Data stores to look at:

  • The Amazon Dynamo paper is one of the best resources on the topic that one can ask.
  • Rhino DHT is a scalable, redundant, zero config, key value store on the .NET platform.

Comments

Ayende Rahien
03/29/2010 01:21 PM by
Ayende Rahien

Tomnaso,

That is an embedded solution, what I would use to build a distributed key value store backend

Demis Bellot
03/29/2010 01:40 PM by
Demis Bellot

Note: FYI Redis does support atomic transactions:

code.google.com/p/redis/wiki/MultiExecCommand

Otherwise great post Oren, I would expand a little on queries which is one of the biggest limitations in NoSql databases. To support queries you effectively 'think in reverse', i.e. you need to know what queries your system will need up-front, then have your writes update these 'redundant query indexes'.
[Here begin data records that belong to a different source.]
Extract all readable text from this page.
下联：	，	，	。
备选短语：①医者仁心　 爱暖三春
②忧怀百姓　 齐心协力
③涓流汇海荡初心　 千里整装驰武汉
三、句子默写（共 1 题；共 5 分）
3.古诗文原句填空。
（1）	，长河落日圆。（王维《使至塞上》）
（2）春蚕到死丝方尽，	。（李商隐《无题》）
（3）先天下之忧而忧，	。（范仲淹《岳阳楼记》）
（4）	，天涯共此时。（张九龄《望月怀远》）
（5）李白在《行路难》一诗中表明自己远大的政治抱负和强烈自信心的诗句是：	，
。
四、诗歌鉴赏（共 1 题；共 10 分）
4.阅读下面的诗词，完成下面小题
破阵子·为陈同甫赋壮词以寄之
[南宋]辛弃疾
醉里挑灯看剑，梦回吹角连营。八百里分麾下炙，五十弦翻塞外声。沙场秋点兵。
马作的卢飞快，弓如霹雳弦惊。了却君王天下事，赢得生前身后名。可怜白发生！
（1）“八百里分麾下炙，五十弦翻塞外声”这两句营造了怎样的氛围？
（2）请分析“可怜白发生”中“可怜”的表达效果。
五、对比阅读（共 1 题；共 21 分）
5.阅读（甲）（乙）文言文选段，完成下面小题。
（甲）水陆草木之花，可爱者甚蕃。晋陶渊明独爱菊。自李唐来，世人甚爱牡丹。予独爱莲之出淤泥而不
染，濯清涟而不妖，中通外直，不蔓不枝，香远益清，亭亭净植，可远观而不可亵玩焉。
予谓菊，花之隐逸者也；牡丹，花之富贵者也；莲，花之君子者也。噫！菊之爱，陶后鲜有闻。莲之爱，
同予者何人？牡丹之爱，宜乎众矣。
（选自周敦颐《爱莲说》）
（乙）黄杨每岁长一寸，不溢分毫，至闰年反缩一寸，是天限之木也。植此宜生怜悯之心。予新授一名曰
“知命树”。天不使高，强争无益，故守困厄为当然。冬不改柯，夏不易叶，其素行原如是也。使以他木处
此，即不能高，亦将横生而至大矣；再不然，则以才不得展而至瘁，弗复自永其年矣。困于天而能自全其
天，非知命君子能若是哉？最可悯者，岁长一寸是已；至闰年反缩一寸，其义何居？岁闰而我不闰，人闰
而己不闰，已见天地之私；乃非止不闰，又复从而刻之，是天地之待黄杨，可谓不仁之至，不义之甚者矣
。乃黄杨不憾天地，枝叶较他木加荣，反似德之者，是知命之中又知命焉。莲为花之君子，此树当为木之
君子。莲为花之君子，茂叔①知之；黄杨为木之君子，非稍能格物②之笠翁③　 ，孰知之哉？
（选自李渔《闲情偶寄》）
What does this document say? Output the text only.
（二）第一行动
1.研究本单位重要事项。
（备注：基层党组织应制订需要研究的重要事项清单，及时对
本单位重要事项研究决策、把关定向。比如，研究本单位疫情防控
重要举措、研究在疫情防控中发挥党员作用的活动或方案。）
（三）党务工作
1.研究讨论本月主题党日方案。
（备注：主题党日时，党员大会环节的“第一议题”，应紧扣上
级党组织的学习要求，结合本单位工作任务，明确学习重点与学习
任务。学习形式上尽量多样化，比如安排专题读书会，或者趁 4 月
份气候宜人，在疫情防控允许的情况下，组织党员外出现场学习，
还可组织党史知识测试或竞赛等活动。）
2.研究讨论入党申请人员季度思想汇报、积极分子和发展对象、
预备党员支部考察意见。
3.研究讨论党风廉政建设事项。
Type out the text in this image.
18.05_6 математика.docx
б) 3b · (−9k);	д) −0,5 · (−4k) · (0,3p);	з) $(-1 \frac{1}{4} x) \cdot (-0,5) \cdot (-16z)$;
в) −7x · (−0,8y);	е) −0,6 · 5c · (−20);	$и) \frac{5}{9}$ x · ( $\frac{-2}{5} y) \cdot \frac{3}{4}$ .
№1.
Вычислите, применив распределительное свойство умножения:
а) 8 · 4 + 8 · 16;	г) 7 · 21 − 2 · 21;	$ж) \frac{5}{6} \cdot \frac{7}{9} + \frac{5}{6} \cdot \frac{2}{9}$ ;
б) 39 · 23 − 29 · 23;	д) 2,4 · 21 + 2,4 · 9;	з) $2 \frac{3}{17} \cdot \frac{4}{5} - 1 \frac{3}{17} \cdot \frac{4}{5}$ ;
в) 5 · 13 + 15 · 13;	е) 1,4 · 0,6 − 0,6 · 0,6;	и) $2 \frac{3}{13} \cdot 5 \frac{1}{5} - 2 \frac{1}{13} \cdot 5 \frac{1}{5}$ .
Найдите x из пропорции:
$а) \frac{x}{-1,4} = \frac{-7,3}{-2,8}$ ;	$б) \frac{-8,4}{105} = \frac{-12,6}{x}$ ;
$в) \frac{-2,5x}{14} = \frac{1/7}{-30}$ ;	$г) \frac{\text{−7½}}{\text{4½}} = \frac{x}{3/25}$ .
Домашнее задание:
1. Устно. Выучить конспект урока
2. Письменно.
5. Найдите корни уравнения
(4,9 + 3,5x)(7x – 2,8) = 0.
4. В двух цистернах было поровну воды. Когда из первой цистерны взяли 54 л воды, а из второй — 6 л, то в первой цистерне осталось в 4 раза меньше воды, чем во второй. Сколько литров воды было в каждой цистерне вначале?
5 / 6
On NoSql Schema's fundamentally they all implement one big hash table, but there are NoSql variants like Redis which also support atomic server-side operations on rich data constructs like Lists, Sets, Sorted Sets and Hashes which are useful in a variety of programming problems.

Ayende Rahien
03/29/2010 03:46 PM by
Ayende Rahien

Thanks,

fixed the issue with Redis

Fabio Maulo
03/30/2010 06:29 AM by
Fabio Maulo

Data mining or, for the example of "shopping-cart", statistics of sold products ?

dz
04/02/2010 07:21 AM by
dz

I'm wondering, where do solutions like Solr fit in between SQL and NoSQL war.

Ayende Rahien
04/04/2010 08:47 AM by
Ayende Rahien

Solr / Lucene are usually used as external indexes for NoSQL stores

Comments have been closed on this topic.